Improv for Business – Part I

Bill Corbett Jr. giving a seminar at Trade Booklyn, April 15, 2015

Bill Corbett Jr. giving a seminar at Trade Brooklyn, April 15, 2015

Recently my firm and I promoted a business-to-business trade show in Brooklyn, New York, Trade Brooklyn. This was more than a trade show, it was also a business conference that featured a number of great programs. I was lucky to have the opportunity to speak at this event.

My program focused on LinkedIn and personal marketing. This is a topic I enjoy speaking about and I am personally committed to making businesspeople more productive with their marketing. The program was going great, I was getting some good questions, a few laughs and the audience was learning and having fun.

Bill Corbett Jr. giving a seminar at Trade Booklyn, April 15, 2015

Audience members listening to a seminar by Bill Corbett, Jr. at Trade Booklyn, April 15, 2015

And then… the projector I was using for my Power Point stopped working. Yes, it went completely dark – my laptop was working but nowhere near where I was speaking and I really could not use it for the presentation. Thankfully, I had staff and help there working the problem, but the show must go on. I have given this presentation many times before, but even so I was not prepared for my “notes” or my outline to be taken away.

This is where I learned that it is critical for speakers to prepare ahead of time. Don’t rely on a Power Point or even an outline. I have come to truly respect comedians, actors, politicians and motivational speakers who can get up and do an hour or two hours of material without notes or other queues.Thankfully, I know my material and after a few awkward moments I moved forward.  Ironically, I had just attended an earlier session at the show on improv and business. The session was given by Taren Sterry of Taren Sterry Coaching ( and sponsored by Lee Rubin and Kuhbe ( The program was fun and informative and got me thinking about what I would do if something “unexpected” happened during my presentation or at future presentations.

I remembered what Taren said: that improv was based on being “real” and honest.  Most people think of improv as “trying” to be funny, but at its core it is really about being who you are, communication and trust.
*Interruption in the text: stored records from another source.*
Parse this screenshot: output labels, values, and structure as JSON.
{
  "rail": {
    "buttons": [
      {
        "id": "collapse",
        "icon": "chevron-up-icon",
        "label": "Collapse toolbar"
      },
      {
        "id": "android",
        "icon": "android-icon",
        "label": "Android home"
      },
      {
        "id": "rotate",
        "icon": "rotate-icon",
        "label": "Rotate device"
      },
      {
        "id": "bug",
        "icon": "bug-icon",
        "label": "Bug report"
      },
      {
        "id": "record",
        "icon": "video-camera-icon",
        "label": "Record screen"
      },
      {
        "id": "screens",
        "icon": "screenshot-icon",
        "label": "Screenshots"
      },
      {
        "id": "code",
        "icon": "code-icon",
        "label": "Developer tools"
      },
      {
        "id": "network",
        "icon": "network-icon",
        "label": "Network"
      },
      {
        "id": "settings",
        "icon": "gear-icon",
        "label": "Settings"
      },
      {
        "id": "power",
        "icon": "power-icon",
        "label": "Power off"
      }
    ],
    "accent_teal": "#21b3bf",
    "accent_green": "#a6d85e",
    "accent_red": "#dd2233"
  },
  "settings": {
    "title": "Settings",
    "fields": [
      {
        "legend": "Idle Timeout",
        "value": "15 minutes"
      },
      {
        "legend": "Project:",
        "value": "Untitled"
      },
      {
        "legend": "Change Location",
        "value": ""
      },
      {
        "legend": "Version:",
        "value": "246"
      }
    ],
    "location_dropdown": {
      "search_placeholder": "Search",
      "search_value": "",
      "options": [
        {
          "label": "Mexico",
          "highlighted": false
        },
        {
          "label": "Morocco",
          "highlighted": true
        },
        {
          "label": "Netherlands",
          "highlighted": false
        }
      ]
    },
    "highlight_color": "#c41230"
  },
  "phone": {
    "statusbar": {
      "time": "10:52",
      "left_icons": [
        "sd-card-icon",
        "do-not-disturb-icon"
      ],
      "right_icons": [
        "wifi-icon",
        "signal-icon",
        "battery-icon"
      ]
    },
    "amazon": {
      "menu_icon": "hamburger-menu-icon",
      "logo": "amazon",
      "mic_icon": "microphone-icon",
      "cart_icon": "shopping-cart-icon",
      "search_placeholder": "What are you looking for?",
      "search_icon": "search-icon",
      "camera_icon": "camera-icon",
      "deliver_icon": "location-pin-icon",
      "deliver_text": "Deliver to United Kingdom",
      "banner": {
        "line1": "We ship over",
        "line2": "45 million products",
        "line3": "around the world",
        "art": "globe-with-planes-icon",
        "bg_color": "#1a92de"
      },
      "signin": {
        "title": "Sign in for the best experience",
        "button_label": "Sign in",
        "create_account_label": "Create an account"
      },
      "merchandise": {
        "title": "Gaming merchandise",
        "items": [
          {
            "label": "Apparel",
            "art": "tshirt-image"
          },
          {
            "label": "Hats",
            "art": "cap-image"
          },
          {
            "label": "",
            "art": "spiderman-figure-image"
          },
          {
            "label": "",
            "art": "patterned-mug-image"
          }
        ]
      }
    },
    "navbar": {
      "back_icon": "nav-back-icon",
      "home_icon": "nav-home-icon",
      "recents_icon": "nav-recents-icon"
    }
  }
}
Bill Corbett Jr. giving a seminar at Trade Booklyn, April 15, 2015

Bill Corbett Jr. giving a seminar at Trade Brooklyn, April 15, 2015

When I was faced with my challenge, I thought of this and on why I was doing what I was doing. I focused on my commitment to make, not help, people become better marketers. If I stayed true to the mission, I knew I would be fine. The program flowed forward, eventually the Power Point came back on, my crutch was handed back to me. However, losing the crutch for part of the program made me a better presenter and allowed me to make a better and stronger connection with the audience.

What happened at the end of the program was amazing. Dozens of people came up and asked questions, exchanged cards and two asked me to speak at events.

Bill Corbett Jr. at Trade Booklyn, April 15, 2015

Bill Corbett Jr. at Trade Booklyn, April 15, 2015

It was clear that I needed to learn more about improv. I am enrolled in a three-session improv class with the goal of improving my presentation skills and developing strategies to better connect with audiences.

Here are a few quick tips that resulted from this past week’s events:

  1. Trust yourself and your message. If you believe this and express it during your presentations you will connect with people.
  2. Don’t rely on crutches (Power Point), know your material cold.
  3. Expect the unexpected when presenting, and have fun when it happens.
  4. Have fun, audiences today at business events, seminars or training sessions want to engage and have fun. When you can make your programs fun, interesting and inspiring, you will turn a room full of people into fans and followers.